Helen would tell you that the story began on the Thursday just after Labor Day, when a purple bruise of a cloud was dampening
the Brooklyn skyline and threatening her daily walk. Her golden retriever, Ferdinand, jangled his leash on the hook beside
the door and pointed his nose toward her eagerly as she slipped on her sandals, shaking her head.

“I don’t know how long this is going to hold, Fergus,” she said. “You better make it quick.” She could tell an umbrella would
be no match for what the dark sky threatened. The maple sapling planted in front of the brownstone bent with the wind, swarmed
by brittle leaves and city dust. Helen sneezed, just watching. She looked back down at the poor dog wagging his tail.“Five
minutes,” she said. “We’ll go on a real walk tomorrow.”

The phone rang, clanging open the quiet house. With a guilty glance at the dog, Helen strode to the side table and picked
up. “Hello?” She cringed at her own eagerness. It was her first call of the day, and despite her better judgment, she couldn’t
help hoping it was Duncan. Any sign that he remembered where he lived, where his wife waited for him, was a good sign.

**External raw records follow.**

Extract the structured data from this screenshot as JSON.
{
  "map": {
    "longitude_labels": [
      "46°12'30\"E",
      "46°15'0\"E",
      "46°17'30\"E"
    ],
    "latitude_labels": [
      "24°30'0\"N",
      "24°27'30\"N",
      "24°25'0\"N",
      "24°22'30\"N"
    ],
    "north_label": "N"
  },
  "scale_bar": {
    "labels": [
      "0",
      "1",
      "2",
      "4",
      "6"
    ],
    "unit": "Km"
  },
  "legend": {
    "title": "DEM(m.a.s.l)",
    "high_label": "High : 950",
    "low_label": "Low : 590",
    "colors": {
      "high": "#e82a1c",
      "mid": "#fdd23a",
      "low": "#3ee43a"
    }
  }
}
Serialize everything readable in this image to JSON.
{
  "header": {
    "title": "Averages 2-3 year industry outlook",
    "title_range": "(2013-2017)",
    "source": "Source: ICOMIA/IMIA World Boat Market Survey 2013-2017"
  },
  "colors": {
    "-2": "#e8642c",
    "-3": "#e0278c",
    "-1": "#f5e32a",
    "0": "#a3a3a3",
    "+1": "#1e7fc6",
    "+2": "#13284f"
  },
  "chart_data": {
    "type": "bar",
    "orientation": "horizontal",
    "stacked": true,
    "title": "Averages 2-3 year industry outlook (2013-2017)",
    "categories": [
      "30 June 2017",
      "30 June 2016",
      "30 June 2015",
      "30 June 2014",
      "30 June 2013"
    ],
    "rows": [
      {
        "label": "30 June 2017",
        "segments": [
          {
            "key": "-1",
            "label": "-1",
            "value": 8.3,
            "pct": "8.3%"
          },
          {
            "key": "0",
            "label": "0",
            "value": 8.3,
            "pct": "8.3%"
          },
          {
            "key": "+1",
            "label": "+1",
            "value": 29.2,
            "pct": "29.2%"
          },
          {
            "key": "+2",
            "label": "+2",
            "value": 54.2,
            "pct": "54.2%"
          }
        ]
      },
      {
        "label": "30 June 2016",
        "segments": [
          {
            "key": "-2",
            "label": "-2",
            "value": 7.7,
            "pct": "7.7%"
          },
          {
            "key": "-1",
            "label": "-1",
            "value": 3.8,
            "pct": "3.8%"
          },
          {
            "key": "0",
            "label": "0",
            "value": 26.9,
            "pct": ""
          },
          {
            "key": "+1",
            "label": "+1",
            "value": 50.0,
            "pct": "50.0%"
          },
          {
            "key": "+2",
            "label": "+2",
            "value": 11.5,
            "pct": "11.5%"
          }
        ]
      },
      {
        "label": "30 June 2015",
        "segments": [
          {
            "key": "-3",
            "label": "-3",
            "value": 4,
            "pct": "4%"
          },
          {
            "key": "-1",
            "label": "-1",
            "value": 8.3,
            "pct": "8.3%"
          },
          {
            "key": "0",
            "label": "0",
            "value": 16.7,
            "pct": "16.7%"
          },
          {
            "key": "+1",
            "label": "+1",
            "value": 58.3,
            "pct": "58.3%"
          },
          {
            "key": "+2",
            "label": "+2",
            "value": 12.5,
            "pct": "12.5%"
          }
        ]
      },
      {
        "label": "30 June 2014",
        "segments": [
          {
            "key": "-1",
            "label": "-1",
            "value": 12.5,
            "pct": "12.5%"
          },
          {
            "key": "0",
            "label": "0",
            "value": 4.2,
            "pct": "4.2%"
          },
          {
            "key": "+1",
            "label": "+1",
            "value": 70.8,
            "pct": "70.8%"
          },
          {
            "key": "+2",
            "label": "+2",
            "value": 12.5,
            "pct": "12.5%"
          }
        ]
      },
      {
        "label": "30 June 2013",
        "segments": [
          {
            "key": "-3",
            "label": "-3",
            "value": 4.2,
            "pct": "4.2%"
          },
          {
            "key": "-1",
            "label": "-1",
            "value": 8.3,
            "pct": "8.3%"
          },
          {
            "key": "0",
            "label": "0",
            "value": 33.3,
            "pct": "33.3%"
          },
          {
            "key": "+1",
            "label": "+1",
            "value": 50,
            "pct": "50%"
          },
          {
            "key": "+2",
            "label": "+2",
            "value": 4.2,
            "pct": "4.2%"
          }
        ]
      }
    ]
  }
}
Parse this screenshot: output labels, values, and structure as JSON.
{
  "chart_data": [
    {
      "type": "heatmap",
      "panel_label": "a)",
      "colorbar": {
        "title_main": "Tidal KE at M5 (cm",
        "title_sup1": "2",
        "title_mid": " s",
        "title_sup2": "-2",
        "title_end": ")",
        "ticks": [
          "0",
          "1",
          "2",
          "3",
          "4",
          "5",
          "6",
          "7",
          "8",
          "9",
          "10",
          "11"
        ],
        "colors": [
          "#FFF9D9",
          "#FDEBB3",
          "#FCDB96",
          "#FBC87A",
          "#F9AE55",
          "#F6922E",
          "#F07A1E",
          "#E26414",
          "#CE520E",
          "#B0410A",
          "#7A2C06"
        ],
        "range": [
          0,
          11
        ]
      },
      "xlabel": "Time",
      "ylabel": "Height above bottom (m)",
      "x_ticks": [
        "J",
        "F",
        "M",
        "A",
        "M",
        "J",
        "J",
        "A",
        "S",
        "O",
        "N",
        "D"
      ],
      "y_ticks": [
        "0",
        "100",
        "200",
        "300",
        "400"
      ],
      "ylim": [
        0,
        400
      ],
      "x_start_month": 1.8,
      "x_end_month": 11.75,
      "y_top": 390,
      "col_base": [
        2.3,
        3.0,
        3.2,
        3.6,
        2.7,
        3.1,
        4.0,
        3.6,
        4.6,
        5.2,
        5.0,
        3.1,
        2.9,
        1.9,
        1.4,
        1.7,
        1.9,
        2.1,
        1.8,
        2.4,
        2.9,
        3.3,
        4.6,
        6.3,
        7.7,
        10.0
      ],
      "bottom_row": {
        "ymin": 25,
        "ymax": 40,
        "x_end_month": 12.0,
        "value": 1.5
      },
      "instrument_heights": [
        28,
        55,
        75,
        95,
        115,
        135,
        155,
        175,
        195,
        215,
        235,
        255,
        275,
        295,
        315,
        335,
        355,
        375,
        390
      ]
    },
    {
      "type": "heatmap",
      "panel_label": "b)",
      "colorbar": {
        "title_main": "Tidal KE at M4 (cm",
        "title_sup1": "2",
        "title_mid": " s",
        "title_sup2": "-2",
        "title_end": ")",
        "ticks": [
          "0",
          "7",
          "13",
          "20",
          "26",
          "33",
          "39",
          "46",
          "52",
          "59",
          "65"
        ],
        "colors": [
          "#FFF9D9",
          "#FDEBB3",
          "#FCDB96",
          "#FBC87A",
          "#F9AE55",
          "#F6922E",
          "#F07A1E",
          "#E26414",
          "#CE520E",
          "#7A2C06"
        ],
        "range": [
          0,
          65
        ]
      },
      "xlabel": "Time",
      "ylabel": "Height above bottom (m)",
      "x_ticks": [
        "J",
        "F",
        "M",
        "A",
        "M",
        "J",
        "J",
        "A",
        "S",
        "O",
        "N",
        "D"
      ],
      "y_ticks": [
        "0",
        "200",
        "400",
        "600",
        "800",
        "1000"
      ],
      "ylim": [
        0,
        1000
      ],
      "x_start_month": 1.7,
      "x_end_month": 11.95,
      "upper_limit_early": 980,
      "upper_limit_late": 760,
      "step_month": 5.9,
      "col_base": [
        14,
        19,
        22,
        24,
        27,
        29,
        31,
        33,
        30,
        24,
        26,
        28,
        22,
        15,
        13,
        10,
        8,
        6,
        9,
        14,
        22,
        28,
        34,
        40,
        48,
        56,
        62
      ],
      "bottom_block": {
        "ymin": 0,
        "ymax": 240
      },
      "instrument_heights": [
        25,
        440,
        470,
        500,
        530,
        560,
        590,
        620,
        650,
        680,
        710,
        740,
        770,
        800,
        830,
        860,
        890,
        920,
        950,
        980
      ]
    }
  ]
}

“Hello hello.” It wasn’t Duncan.

“Elliot?”

“Yes! Good to hear your voice, dearest Helen. The face that launched a thousand ships.”

“Is everything all right?” Elliot Barrow never called. They had spoken on five occasions since that night in 1980 when he
briefly lost his mind. And ever since then, every time they had spoken, she would worry: has he lost it again? As if he deserved
her worry. She watched the dog earnestly pointing at the door and wondered at herself. Here, in the midst of terrible sorrow,
only five exchanges into a conversation, and she was willing—nay, ready—to jump to Elliot’s aid. How did he accomplish this
so swiftly? She would have to call her therapist. She would need to pretend Elliot hadn’t brought up those thousand ships.
That was the line he’d used when he first took her to bed.